Vergleichsportal Schreck24

Check24-Zentrale in München
Check24-Zentrale in München
Wer im Netz Versicherungen, Finanz­produkte, Strom- oder Handyverträge verkaufen will, kommt an Check24 kaum vorbei. Ein Erfolg – einerseits. Doch die Macht des deutschen Marktführers ist vielen längst unheimlich

Roman Rittweger ist eigentlich kein Typ, der schnell den Mut verliert. Als der gelernte Mediziner 2017 das Versicherungs-Start-up Ottonova startete, wagte er damit die erste deutsche Neugründung eines privaten Krankenversicherers seit 17 Jahren. Doch als Ottonova ein Jahr nach dem Start gerade einmal 400 Kunden beisammenhatte, sah sich Rittweger gezwungen, sich von einem seiner wichtigsten Vorsätze zu verabschieden: Er gab seine Unabhängigkeit auf. Das Unternehmen listete seine Tarife fortan auf Check24, einem Vergleichsportal mit enormer Reichweite. „Wir hatten mal die Idee, das ohne die Checks dieser Welt zu machen“, bilanziert Rittweger. „Aber ein gutes Produkt zu haben reicht nicht.“

Inzwischen hat sich der Gründer mit Check24 arrangiert. Rittweger hat seine Tarife sogar so umbauen lassen, dass sie nach den Kriterien des Vergleichsportals möglichst weit oben landen. Mit einem Beamtenanwärtertarif hat er kürzlich eine Police gelauncht, die nur über Check24 verkauft wird – offenbar höchst erfolgreich: „Da hätten wir wie sonst was auf Facebook oder im Fernsehen Werbung schalten können, das hätte nicht den gleichen Effekt gehabt.“

Mit der Einsicht, dass an Check24 kein Weg vorbeiführt, ist Rittweger nicht allein. Nicht nur für Versicherer, auch für Telekommunikationsanbieter, Stromkonzerne oder Banken sind Vergleichsportale die entscheidenden Gatekeeper beim Zugang zu online erreichbaren Kunden geworden. Das Bundeskartellamt schätzt, dass je nach Branche zwischen fünf und 25 Prozent des Umsatzes über die Plattformen abgewickelt werden, Tendenz steigend. Check24 ist dabei in Deutschland der mit Abstand wichtigste Player, teilweise mit monopolähnlicher Stellung dank der Konzentrationslogik, die Plattformmärkten eigen ist.

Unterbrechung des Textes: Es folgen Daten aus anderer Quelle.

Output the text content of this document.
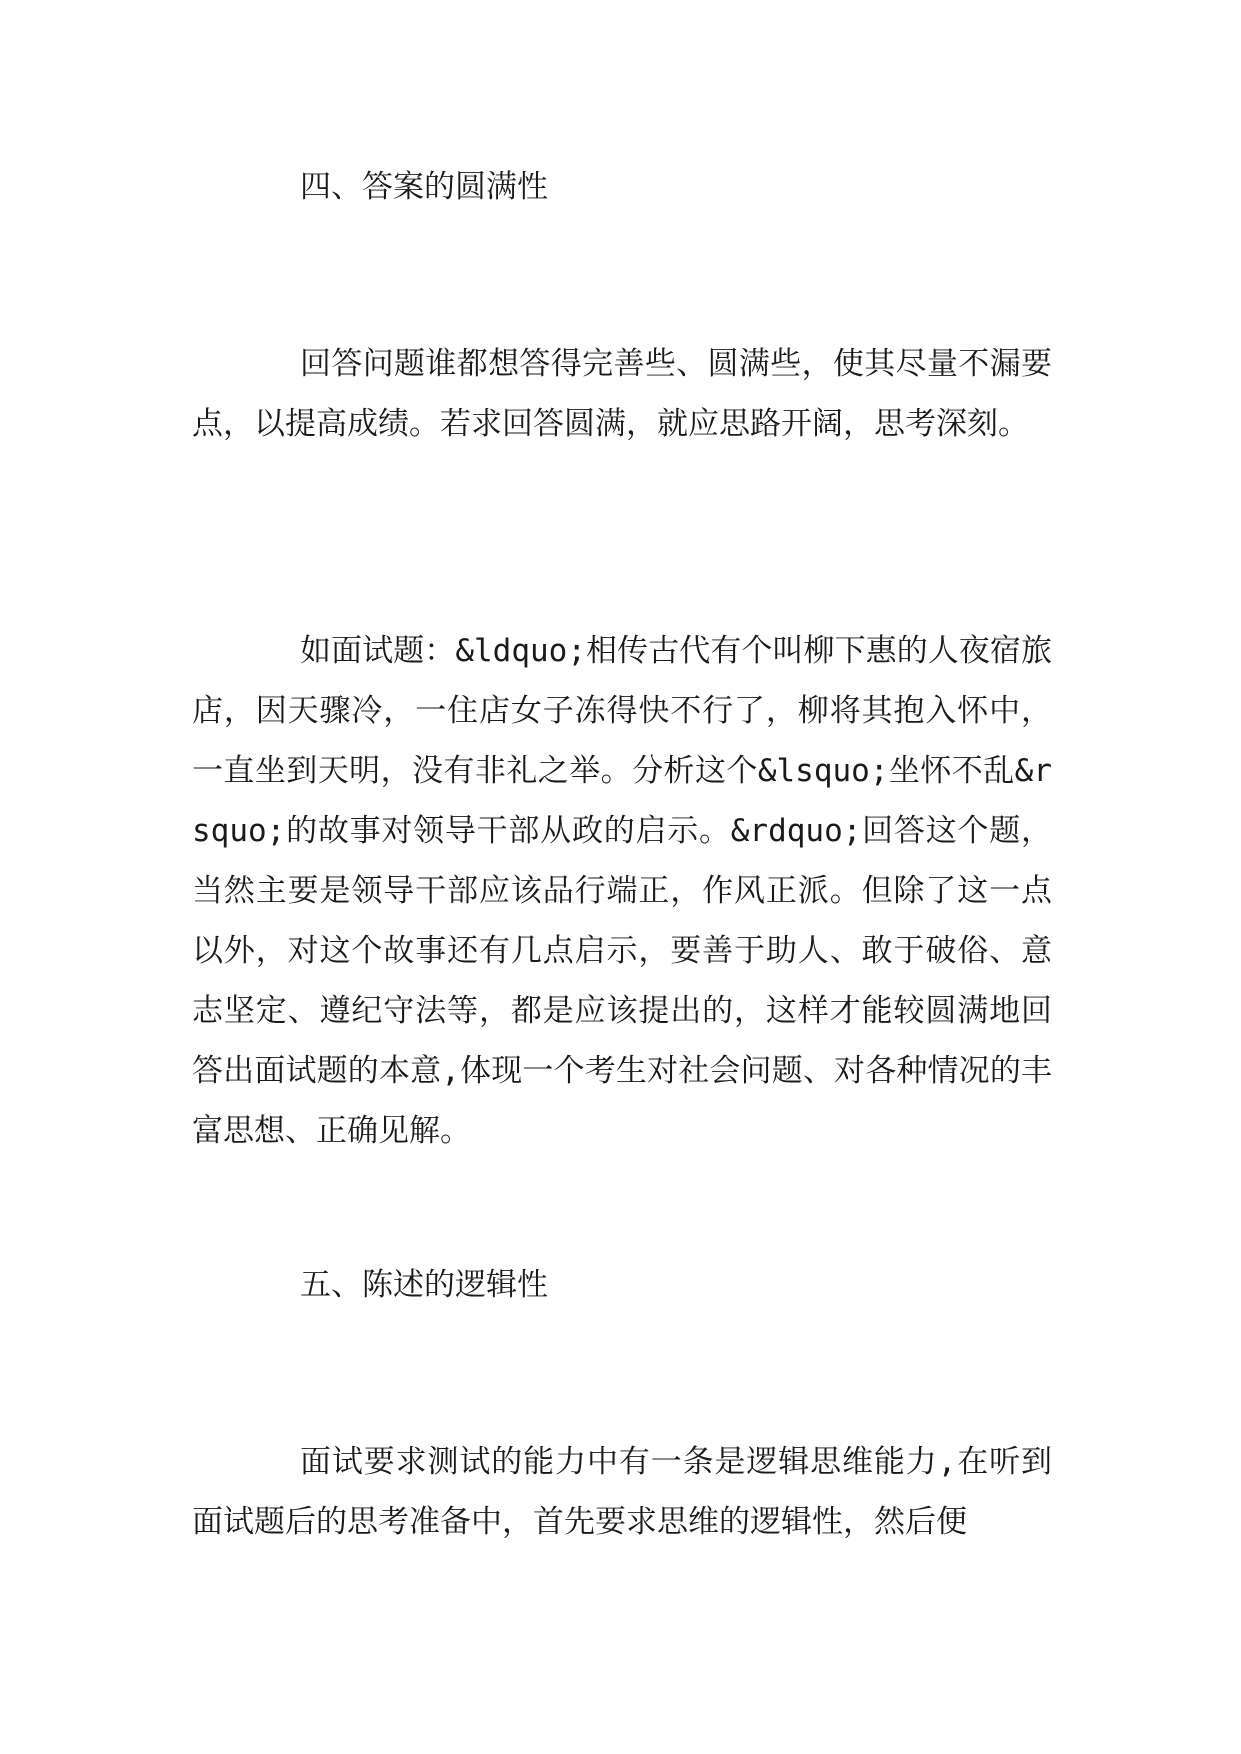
四、答案的圆满性

回答问题谁都想答得完善些、圆满些，使其尽量不漏要点，以提高成绩。若求回答圆满，就应思路开阔，思考深刻。

如面试题：&ldquo;相传古代有个叫柳下惠的人夜宿旅店，因天骤冷，一住店女子冻得快不行了，柳将其抱入怀中，一直坐到天明，没有非礼之举。分析这个&lsquo;坐怀不乱&rsquo;的故事对领导干部从政的启示。&rdquo;回答这个题，当然主要是领导干部应该品行端正，作风正派。但除了这一点以外，对这个故事还有几点启示，要善于助人、敢于破俗、意志坚定、遵纪守法等，都是应该提出的，这样才能较圆满地回答出面试题的本意,体现一个考生对社会问题、对各种情况的丰富思想、正确见解。

五、陈述的逻辑性

面试要求测试的能力中有一条是逻辑思维能力,在听到面试题后的思考准备中，首先要求思维的逻辑性，然后便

Quelle: Verbraucherzentrale Bayern
Quelle: Verbraucherzentrale Bayern

Beispiel Versicherungen: Knapp 40 Prozent der einfachen Policen für Haushalt, Hausrat oder Autos werden laut den Marktforschern von Heute & Morgen über Vergleichsportale abgeschlossen. Brancheninsider schätzen, dass die Plattformen allein mit Provisionen etwa 300 Mio. Euro jährlich verdienen. Ein Großteil davon dürfte an Check24 gehen – bei Kfz-Versicherungen etwa liegt der Anteil des Münchner Unternehmens laut der Beratung Sirius Campus bei 70 Prozent.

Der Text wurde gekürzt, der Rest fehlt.